In my work we hold ethical behavior to be one of the most important components of a career and I can quite honestly say that I have not intentionally done an unethical act at any time... You have not even begun your career and you are already looking at ripping off a tool that many would give a fortune just to have access to... If you opt to return and question my ethics or otherwise cast aspersions on any of our membership, I will personally permanently show you the door... Meanwhile, in case I ever have the misfortune to encounter you in a professional capacity, I hope you learn how important ethics are before you begin working with patients...

And yes, you are being sarcastic and insulting...

mosman
10-16-2006, 10:47 PM
Ahhh my dearest budfred..."clearly unethical" implies to things such as murder and rape. the meer definition of the word ethics is the study of a set of moral imposed by society which determine what is "good" versus what is "bad". ethics is a very grey area. Especially the ethics of digital copying, such a thing has not been around long enough to decied wether a whole society decides tis wrong or right. dont forget that there are numerous confounding factors to something like this. so you are only showing your ignorance when speaking so confidently about such things.

I tried to end my relationship with this forum in a friendly "whoops i guess i came to the wrong place" manner but you had to come back and throw in your two cents and make a personal attack. i tried to say thats fine i respect your BS but you didnt want any of it and attacked my personal set of morals because they didnt match up to yours. sorry but that's pretty close minded and very petty of you.

As for my proffesional career, thats none of your business and it should suffice to say that your judgmental behaviour in itself is foolsih, how can you make a call on someone's entire ethical approach to life and how it will impact on their careers based on 5 or 6 posts? you cant and your a fool if you try.

You can show me the door but i will simply accept that as a victory and take it as you failing to come up with any real substantial argument.

Sorry if i have offended anyone else in the forum. i never set out to do anything of that nature and i didn't forsee this request turning into a one on one debarcle


And yes, you are being sarcastic and insulting...

And just so you know sarcasm is based on wether i intended the remark to be untrue and insincere. so by definition i was being honest to the rest of the members of the forum and generally showing that i think forums are great places to meet people and share knowledge. i was NOT being sarcastic. seems to me like someone simply has a bit of moderator inferiority complex and needs to feel like they know and control everything. As for insulting i didn't make any comment on that, i didnt mean to but insult is a personal thing and depends on how you percieve my comments, so if i did insult you...initially i would have apologised but you are showing to be quite an annoying personality so tough $hit. grow up and learn to be a little more realistic.

Budfred
10-16-2006, 11:16 PM
You clearly don't understand the concept of ethics and you revert to petty personal attacks and misinterpretation to defend your stance that it is okay to steal databases that clearly say it is illegal to do so... I hope your teachers and future employers understand your ethical stance and act accordingly...

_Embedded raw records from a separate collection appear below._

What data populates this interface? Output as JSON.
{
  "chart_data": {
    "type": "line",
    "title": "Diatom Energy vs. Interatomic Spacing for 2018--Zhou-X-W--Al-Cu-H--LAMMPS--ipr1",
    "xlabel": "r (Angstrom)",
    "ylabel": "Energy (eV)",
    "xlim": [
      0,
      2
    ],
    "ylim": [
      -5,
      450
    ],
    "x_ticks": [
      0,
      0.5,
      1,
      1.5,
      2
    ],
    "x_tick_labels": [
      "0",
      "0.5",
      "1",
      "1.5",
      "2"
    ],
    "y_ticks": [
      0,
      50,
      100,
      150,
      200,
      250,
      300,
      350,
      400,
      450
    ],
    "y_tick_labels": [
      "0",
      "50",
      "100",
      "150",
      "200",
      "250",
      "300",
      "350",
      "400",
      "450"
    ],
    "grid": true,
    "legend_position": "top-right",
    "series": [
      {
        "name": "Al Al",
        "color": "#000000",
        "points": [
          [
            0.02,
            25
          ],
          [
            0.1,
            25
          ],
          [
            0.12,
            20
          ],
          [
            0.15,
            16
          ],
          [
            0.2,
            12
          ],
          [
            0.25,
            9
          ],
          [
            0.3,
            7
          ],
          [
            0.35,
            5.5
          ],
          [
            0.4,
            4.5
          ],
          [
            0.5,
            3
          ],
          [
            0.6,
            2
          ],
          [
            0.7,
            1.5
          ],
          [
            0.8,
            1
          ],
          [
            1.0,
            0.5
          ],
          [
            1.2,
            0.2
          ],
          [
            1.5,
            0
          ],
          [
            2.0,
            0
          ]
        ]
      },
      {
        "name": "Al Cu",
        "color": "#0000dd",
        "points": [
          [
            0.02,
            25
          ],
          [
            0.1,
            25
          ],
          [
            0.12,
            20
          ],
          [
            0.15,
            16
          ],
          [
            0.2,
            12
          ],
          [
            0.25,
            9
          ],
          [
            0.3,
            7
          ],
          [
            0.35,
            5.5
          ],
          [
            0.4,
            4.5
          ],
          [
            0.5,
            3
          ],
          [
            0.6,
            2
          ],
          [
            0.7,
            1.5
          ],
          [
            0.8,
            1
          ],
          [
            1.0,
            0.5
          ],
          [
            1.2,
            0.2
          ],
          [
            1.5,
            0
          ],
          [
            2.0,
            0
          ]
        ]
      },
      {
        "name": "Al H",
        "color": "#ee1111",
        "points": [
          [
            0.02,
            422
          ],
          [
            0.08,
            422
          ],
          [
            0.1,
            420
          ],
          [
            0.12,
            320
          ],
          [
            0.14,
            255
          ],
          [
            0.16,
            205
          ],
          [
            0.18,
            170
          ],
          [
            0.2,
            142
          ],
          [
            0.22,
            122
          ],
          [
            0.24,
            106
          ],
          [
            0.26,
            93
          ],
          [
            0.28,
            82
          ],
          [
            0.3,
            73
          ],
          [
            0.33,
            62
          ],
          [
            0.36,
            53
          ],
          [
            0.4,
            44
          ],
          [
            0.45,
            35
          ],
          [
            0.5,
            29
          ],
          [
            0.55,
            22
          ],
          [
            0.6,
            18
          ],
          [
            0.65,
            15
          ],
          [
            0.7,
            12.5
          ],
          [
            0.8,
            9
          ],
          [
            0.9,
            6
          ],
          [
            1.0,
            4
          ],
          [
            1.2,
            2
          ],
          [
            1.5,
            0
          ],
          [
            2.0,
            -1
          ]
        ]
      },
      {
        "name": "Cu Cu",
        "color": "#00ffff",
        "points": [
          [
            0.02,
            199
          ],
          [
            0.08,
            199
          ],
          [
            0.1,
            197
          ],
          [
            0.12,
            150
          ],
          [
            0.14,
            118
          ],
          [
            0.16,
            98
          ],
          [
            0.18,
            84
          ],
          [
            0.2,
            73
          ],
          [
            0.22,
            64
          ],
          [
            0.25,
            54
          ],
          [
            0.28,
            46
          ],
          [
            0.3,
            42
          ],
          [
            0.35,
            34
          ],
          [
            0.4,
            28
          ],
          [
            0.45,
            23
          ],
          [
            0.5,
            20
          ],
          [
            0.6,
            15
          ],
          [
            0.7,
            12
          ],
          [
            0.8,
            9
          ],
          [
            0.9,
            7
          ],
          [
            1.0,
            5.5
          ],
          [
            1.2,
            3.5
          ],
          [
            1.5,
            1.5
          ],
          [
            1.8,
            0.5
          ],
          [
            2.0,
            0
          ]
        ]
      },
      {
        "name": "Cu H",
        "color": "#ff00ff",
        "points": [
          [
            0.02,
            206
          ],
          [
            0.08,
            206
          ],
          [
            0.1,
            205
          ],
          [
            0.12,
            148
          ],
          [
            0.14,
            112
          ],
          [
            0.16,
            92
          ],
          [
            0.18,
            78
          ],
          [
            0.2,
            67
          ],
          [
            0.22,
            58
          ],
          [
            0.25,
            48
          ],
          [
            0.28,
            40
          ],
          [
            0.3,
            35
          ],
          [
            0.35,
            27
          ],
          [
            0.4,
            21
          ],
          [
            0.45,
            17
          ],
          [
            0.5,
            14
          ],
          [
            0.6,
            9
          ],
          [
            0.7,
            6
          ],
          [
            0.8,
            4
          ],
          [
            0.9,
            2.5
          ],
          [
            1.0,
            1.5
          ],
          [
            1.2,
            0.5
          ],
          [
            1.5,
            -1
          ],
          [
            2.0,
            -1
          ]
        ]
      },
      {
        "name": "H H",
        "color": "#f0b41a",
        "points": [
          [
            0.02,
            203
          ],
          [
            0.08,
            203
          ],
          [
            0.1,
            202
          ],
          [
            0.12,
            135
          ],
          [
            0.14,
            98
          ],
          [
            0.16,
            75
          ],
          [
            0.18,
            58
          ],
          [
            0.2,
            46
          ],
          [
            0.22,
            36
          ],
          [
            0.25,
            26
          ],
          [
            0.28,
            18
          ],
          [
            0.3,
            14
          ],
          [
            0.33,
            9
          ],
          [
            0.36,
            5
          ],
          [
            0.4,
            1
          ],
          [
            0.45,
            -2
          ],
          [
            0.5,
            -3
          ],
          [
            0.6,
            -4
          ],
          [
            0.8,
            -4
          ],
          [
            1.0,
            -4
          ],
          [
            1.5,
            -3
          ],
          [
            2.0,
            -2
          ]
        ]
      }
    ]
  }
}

Just so you know, I really don't care if you get it... I suspect you have powerful abilities to rationalize your dishonest behavior and general rudeness, so I will not be able to influence you to take a more honorable approach to an honorable profession... I am sad about that, but resigned to it... I am concerned about others who read this and wish to make it clear that your approach is not endorsed or accepted by this forum...

Paul Komski
10-17-2006, 10:09 AM
Please don't let this get personal or out of hand folks.

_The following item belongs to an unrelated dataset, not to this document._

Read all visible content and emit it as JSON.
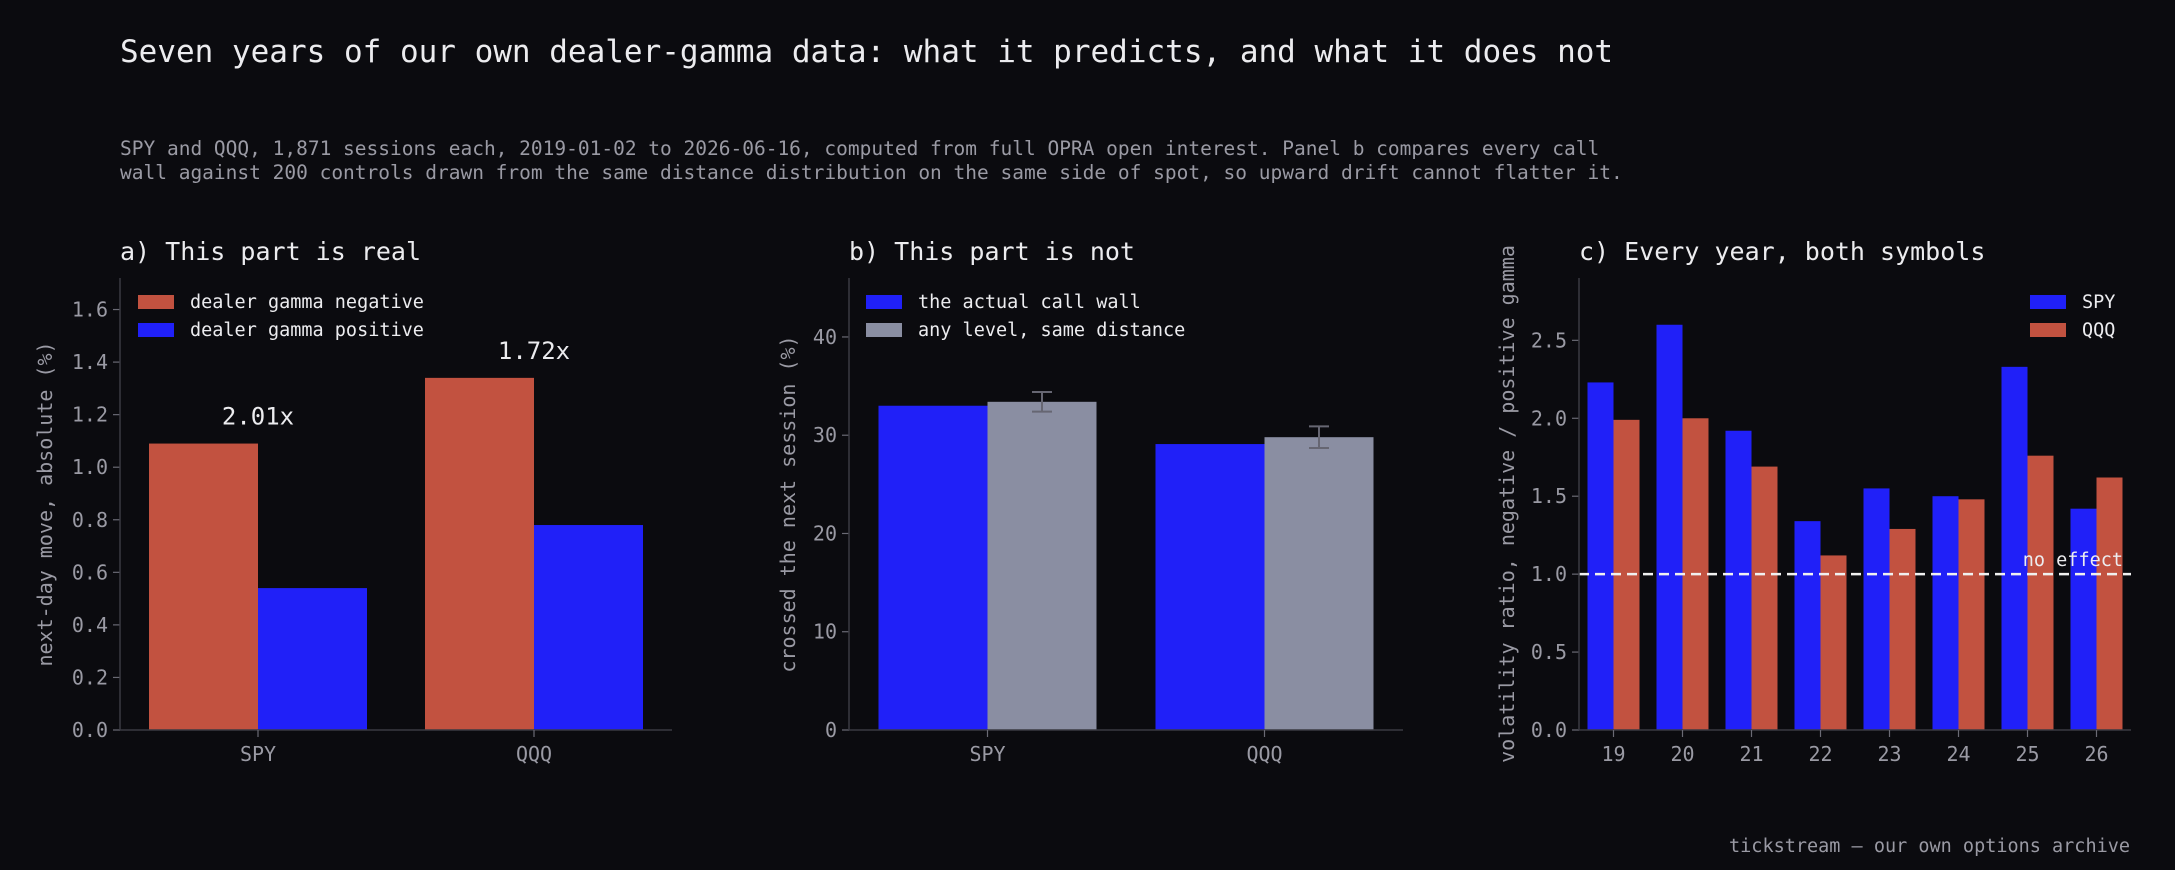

Downloading any material from publicly accessible websites could hardly be an illegal or immoral act. If from a private site then that depends on any agreements that have been (possibly unknowingly) entered into. The way to be sure of that status is to ask the appropriate personnel whether such actions are admissable or not. No rocket science involved.

Using copyrighted material of any kind inappropriately and without consent would be illegal whether dowloaded or written out by hand.